Do improviso ao sagrado: a construção de um espaço cheio de axé
Passamos por três espaços diferentes até chegar onde estamos hoje. O primeiro não permitia velas, defumação ou o toque dos atabaques. No segundo, o ambiente lembrava uma casa noturna, carregado de uma energia pesada. Ainda assim, realizamos ali uma gira do Oriente com os Doutores e os Caboclos de Oxóssi, levando cura e aplicando Reiki. Até que, enfim, encontramos o salão comunitário em que permanecemos até hoje.
A rotina de organização segue a mesma e já está incorporada na organização da nossa corrente. Cada gira começa muito antes da abertura dos trabalhos: é preciso limpar o chão, preparar cadeiras, organizar os assentamentos, montar o congá, posicionar as pedras, ajustar a luz, pendurar a cortina, marcar a fita azul que divide a assistência e, além disso, arrumar cantina, bazar e recepção.
Às quintas-feiras, temos um pouco mais de fôlego: conseguimos entrar às 17h e temos até 18h45 para deixar tudo pronto. Já aos domingos, só recebemos a chave às 18h, o que nos deixa com apenas 45 minutos para organizar todo o espaço. Sim, é uma verdadeira corrida contra o tempo!
E talvez você se pergunte: por que limpar o local antes de começar? A resposta é simples. Precisamos cuidar também da energia do ambiente. Afinal, o salão é usado por vários grupos ao longo do dia e, aos domingos, somos sempre os últimos a entrar. Essa limpeza é o que transforma o espaço e permite que a gira aconteça com toda a sua força e beleza.
Diante de tantos desafios, alguns umbandistas costumam me perguntar: pai, como o senhor faz para garantir que a sua casa tenha axé? Como pode haver axé em um espaço que precisa ser montado e desmontado a cada gira, com assentamentos e Congá guardados e recolocados?
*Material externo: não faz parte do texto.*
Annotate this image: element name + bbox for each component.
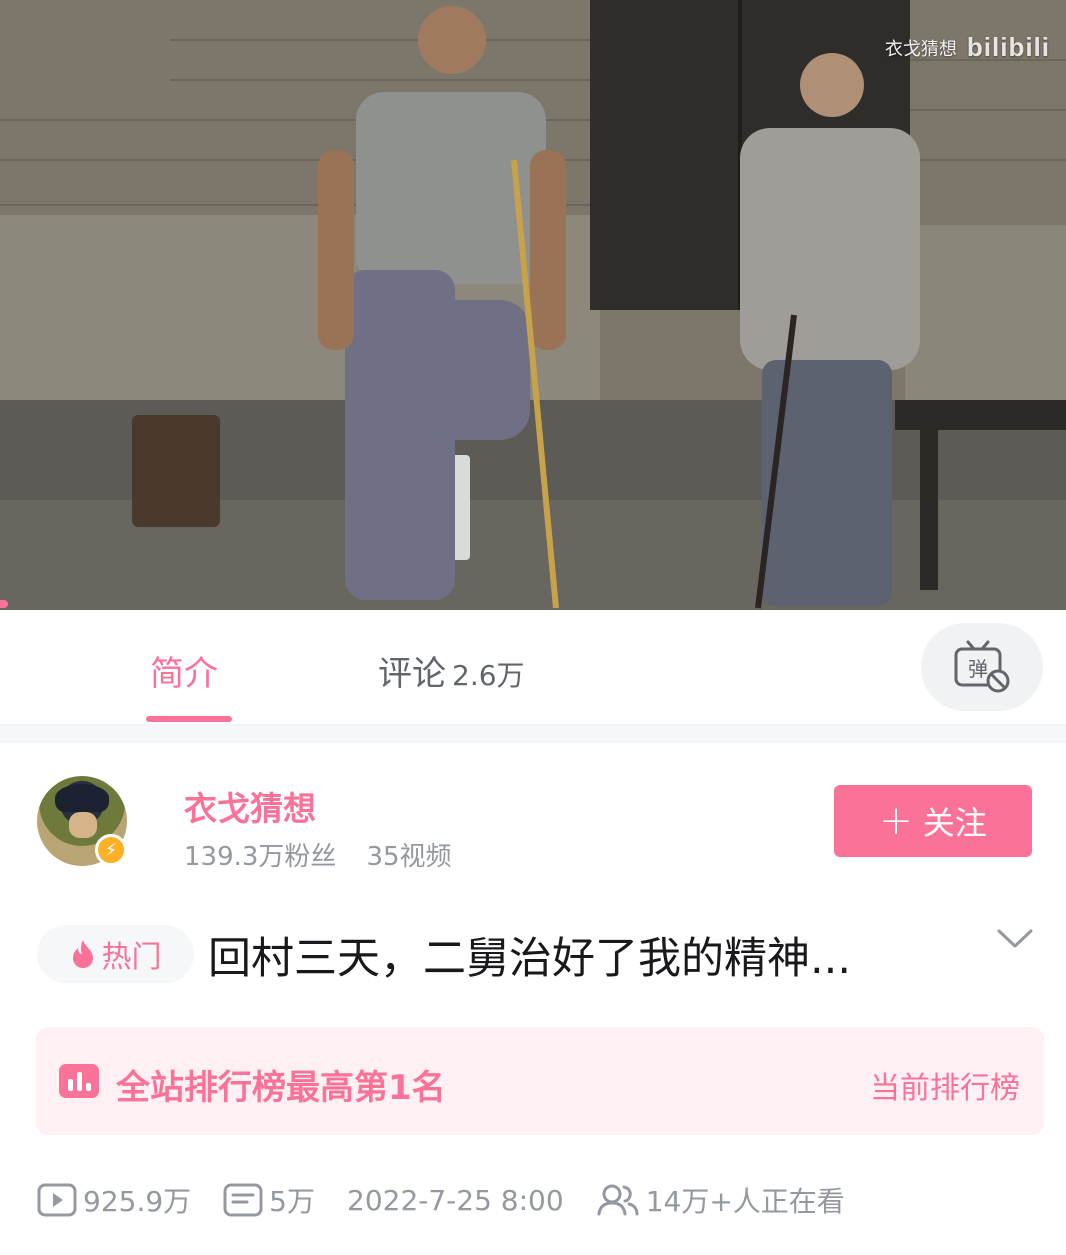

A resposta é simples: o axé se revela e se concretiza de muitas formas. Temos uma assistência firme e presente; em giras de Exus e Pombogiras, já recebemos mais de 100 pessoas em busca de orientação e acolhimento. Hoje, nossa corrente conta com +70 médiuns, cerca de 8 em treinamento para integrar a casa e ainda uma lista de espera de irmãos e irmãs que desejam caminhar conosco.
Aqui está um dos nossos grandes aprendizados enquanto umbandistas na Inglaterra. O axé não está apenas nas paredes de um terreiro fixo, mas na energia que se cria quando fé, devoção e comunidade se encontram. Ele nasce das rezas, dos atabaques, da entrega das entidades e da confiança de quem chega em busca de amparo. É essa corrente viva que sustenta a casa e faz com que, mesmo em solo estrangeiro, o TUEG seja um verdadeiro terreiro de Umbanda.
Desafios além das paredes
Conto tudo isso porque, embora a casa tenha apenas oito anos, e mesmo nesse esquema de montar e desmontar a cada gira, já conseguimos ajudar muita gente - tanto os irmãos da corrente quanto pessoas que chegam em busca de amparo espiritual.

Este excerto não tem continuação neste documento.